How Twitter Leaves ETFs

The process of adding and deleting a stock from an ETF centers on that fund’s underlying index methodology in the case of passive funds, or at the discretion of its active manager. No two are the same.

For passive ETFs, the activity will begin in the index world.

In the case of SPY, for example, which tracks the S&P 500 Index, the decision of how to go about deleting Twitter (and when) will come down to the S&P Index Committee because the S&P 500 is run by a committee. We know for certain that, in this case, the deletion will be followed by an addition of a new name in its place. The S&P 500 is designed to hold 500 stocks, so additions and deletions always translate into replacements. All eyes will be on what stock makes the cut.

You’d imagine that’d be the case across several indexes that “count” holdings, like the Russell 1000, 2000 and 3000. But as one index provider put it, that may not be the case. In most cases, the numbers aren’t actually representative of a “fixed count” of index constituents. They are more like guidelines.

That means that we are unlikely to see extracurricular index reconstitutions depending on when the deal closes and the process of privatizing the business concludes. We could also see that many opt to simply let Twitter go away and reallocate that position across other stocks in the index, pro rata.

It will be interesting to see in how many of these benchmarks, deleting Twitter, equates to additions on the other side. We could speculate that thematic ETFs – especially the niche-er ones – will be more creative in finding ways to replace Twitter in an effort to capture the “social media” and communications theme often associated with Twitter, but then again, it will come down to each index provider.

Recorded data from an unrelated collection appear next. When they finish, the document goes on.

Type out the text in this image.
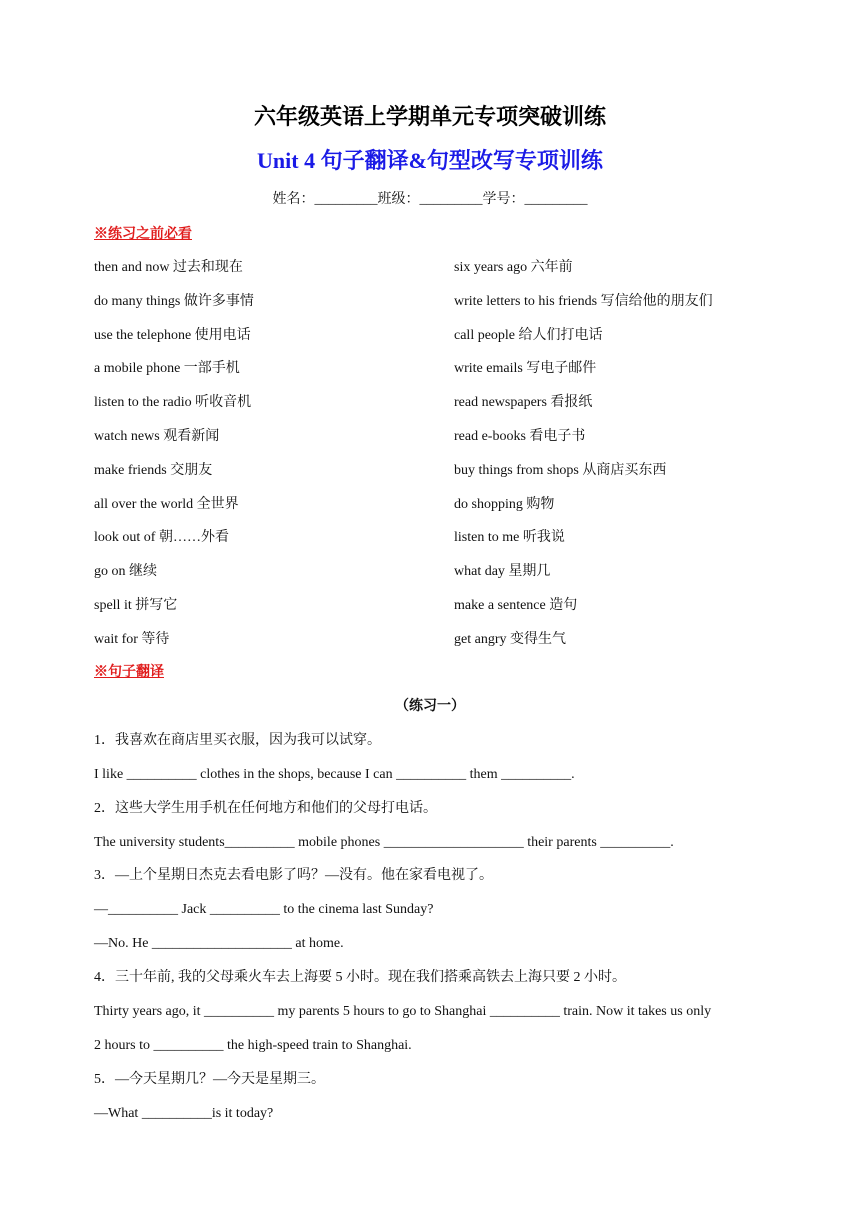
六年级英语上学期单元专项突破训练
Unit 4 句子翻译&句型改写专项训练
姓名：_________班级：_________学号：_________
※练习之前必看
then and now 过去和现在	six years ago 六年前
do many things 做许多事情	write letters to his friends 写信给他的朋友们
use the telephone 使用电话	call people 给人们打电话
a mobile phone 一部手机	write emails 写电子邮件
listen to the radio 听收音机	read newspapers 看报纸
watch news 观看新闻	read e-books 看电子书
make friends 交朋友	buy things from shops 从商店买东西
all over the world 全世界	do shopping 购物
look out of 朝……外看	listen to me 听我说
go on 继续	what day 星期几
spell it 拼写它	make a sentence 造句
wait for 等待	get angry 变得生气
※句子翻译
（练习一）
1．我喜欢在商店里买衣服，因为我可以试穿。
I like __________ clothes in the shops, because I can __________ them __________.
2．这些大学生用手机在任何地方和他们的父母打电话。
The university students__________ mobile phones ____________________ their parents __________.
3．—上个星期日杰克去看电影了吗？—没有。他在家看电视了。
—__________ Jack __________ to the cinema last Sunday?
—No. He ____________________ at home.
4．三十年前, 我的父母乘火车去上海要 5 小时。现在我们搭乘高铁去上海只要 2 小时。
Thirty years ago, it __________ my parents 5 hours to go to Shanghai __________ train. Now it takes us only
2 hours to __________ the high-speed train to Shanghai.
5．—今天星期几？—今天是星期三。
—What __________is it today?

Once that work is done by the indexes, the real work begins in the hands of asset managers who then need to execute the portfolio change in order to preserve index tracking as closely as possible. It should be a busy season for ETF trading desks, post deal.

Meanwhile, among active managers who aren’t guided by any benchmark, removing a company like Twitter should be fun to watch. In the realm of true discretionary decision-making, it will be interesting to see how quickly – or how slowly – these adjustments are made, and whether deletions trigger any interesting portfolio additions that could change the return profile of the ETF.